Il s’agit alors d’intégrer les différentes exigences du développement durable. Cela suppose alors un échange rapproché avec les habitants comme avec les autres professions. Les métiers de la ville évoluent alors davantage vers des métiers à dimension sociale. Il s’agit d’intégrer des processus participatifs lors de l’élaboration et la création d’espaces collectifs.

Gérer un bien dans un écoquartier : les points à connaître

Il existe un certain nombre de points qu’un conseiller en gestion de patrimoine doit intégrer concernant les écoquartiers :

  • Les matériaux d’isolation utilisés. Il arrive que certaines constructions ne se construisent pas à l’aide des meilleurs matériaux d’isolation existants. Dans ce cas de figure, des travaux potentiellement coûteux peuvent survenir quelques années plus tard. Il est alors essentiel de bien intégrer cet élément pour évaluer la valeur réelle d’un bien.
  • Les dispositifs de défiscalisation. Grâce à la loi Pinel/Duflot, certains écoquartiers en chantier sont éligibles à des déductions fiscales.
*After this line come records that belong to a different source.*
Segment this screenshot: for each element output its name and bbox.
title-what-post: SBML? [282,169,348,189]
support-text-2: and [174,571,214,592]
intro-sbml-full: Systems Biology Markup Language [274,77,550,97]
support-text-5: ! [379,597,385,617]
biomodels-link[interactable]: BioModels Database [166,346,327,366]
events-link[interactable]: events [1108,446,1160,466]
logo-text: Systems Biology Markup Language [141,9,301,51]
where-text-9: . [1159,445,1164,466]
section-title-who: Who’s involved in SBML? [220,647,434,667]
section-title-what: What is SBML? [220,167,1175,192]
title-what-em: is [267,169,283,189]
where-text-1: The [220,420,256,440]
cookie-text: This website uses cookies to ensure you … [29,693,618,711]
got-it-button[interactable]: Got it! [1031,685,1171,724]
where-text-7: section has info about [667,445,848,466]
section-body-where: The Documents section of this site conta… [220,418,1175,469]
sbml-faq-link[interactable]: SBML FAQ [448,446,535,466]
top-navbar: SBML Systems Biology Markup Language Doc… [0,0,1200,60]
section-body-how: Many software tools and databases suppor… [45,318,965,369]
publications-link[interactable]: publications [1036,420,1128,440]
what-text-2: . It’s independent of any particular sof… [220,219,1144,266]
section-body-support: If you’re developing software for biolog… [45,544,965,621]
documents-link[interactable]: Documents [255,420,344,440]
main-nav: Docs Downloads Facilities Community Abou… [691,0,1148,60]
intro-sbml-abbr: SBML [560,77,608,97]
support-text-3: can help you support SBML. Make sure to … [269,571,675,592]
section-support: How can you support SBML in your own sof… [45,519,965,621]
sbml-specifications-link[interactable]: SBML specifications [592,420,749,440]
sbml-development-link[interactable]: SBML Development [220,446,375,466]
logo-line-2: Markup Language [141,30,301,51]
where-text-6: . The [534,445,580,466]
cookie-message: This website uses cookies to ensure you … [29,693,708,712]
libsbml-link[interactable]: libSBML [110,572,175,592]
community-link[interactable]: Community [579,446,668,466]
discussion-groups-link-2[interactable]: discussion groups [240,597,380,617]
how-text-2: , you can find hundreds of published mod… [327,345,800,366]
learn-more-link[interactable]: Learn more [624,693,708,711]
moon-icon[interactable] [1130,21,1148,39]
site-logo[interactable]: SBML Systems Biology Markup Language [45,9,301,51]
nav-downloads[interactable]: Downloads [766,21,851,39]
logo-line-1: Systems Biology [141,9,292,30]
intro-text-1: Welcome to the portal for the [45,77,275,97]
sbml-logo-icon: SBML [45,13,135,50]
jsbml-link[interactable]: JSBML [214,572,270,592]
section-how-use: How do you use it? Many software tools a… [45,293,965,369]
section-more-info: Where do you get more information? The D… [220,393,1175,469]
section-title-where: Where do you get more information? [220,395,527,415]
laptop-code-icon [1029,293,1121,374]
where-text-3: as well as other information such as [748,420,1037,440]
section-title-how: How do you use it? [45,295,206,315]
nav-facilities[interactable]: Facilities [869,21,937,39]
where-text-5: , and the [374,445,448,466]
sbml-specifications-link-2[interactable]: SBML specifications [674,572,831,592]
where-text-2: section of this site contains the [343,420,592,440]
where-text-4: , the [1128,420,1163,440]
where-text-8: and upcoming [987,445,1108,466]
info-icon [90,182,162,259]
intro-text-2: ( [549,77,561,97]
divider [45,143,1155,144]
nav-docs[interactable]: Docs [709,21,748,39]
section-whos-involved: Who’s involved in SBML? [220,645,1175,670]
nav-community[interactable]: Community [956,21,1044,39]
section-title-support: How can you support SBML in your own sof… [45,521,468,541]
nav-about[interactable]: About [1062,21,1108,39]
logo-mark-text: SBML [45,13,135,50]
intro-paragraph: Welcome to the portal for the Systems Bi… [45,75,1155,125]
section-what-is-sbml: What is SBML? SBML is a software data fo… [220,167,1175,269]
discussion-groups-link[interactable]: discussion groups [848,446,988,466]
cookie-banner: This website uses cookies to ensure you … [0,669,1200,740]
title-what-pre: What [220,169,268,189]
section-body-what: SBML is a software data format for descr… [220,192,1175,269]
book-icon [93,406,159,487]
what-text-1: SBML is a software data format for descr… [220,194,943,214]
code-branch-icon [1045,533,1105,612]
Ce point financier peut permettre de faire diminuer leur coût d’acquisition. Il convient, toutefois, de rappeler que ce dispositif oblige les propriétaires à louer leur bien immobilier pendant une durée minimale de 6 ans.
  • L’existence d’une conciergerie. De plus en plus de bâtiments présents dans un écoquartier accueillent un concierge. Cette personne dispose d’un rôle d’accueil, d’animation du lieu et permet d’assurer la gestion d’un certain nombre de questions. Il est donc important de s’informer sur les moyens qu’ont les habitants d’un écoquartier de faire remonter les problèmes.

Il convient de noter, enfin, que les écoquartiers peuvent répondre aux besoins d’espaces naturels des futurs acquéreurs. Avec la crise sanitaire de 2020 et 2021, l’envie de vivre dans des lieux moins denses s’est accrue chez les familles vivant dans les grandes métropoles. Ce mouvement va potentiellement réorienter un certain nombre d’acquisitions immobilières dans les années futures. À ce titre, les écoquartiers peuvent représenter une opportunité de vente à ne pas négliger.